There are brief windows of pleasure though. While sweeping the floor, she sometimes finds herself staring at the TV while the mistress tries to swallow all the bizarre lexicons of the Hindi soaps. She sometimes wonders, “Hey! What's the difference? It's the same story all over again!” Nevertheless, she tries to copy them occasionally. “Bahoot accha, bahoot accha.” Her talent gets shot down when her mistress curses her and tells her never to talk like that and to get back to work.

After a hectic day, evening brings her a bit peace. She gets an hour with the kids and cheerfully spends that time watching cartoons. She is usually transfixed by the screen, her mouth wide open despite the fact that she doesn't understand a word being said.

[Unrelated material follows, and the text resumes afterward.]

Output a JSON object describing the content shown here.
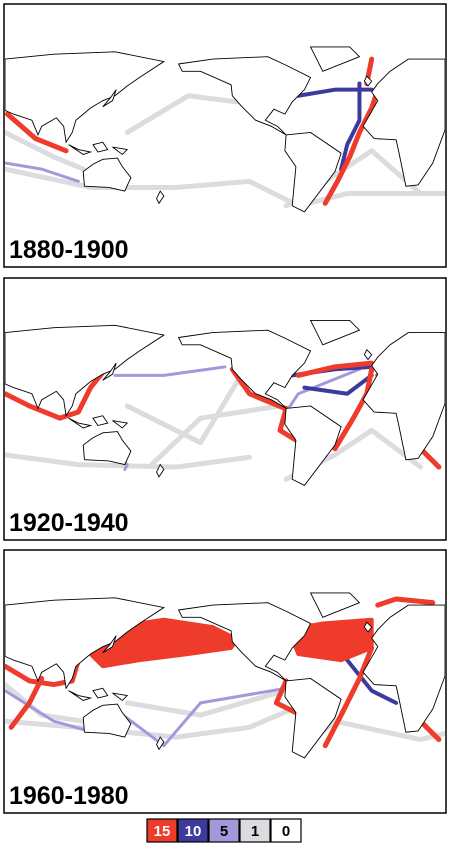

The kids watch Cinderella and she just get overwhelmed by the spells of the fairy godmother. ”Bippiti boppiti boo!” and you have a horse-drawn carriage. Somehow, he show gives her hope. Life can be awesome if magic holds out its hand. She never cares for the story nor can forget the song she hears on TV everyday, “Salagadoola mechicka boola bibbidi-bobbidi-boo.” She can't pronounce it properly but magic doesn't require her to. When everyone goes to sleep, she takes out a pumpkin from the freezer and tries the spell. Nothing changes. She never really expects it to.

She chants the song to herself as she becomes drowsy and falls slowly into the cradle of sleep. A sleep where she's the only Cinderella. A sleep where the dreams prevail forever after.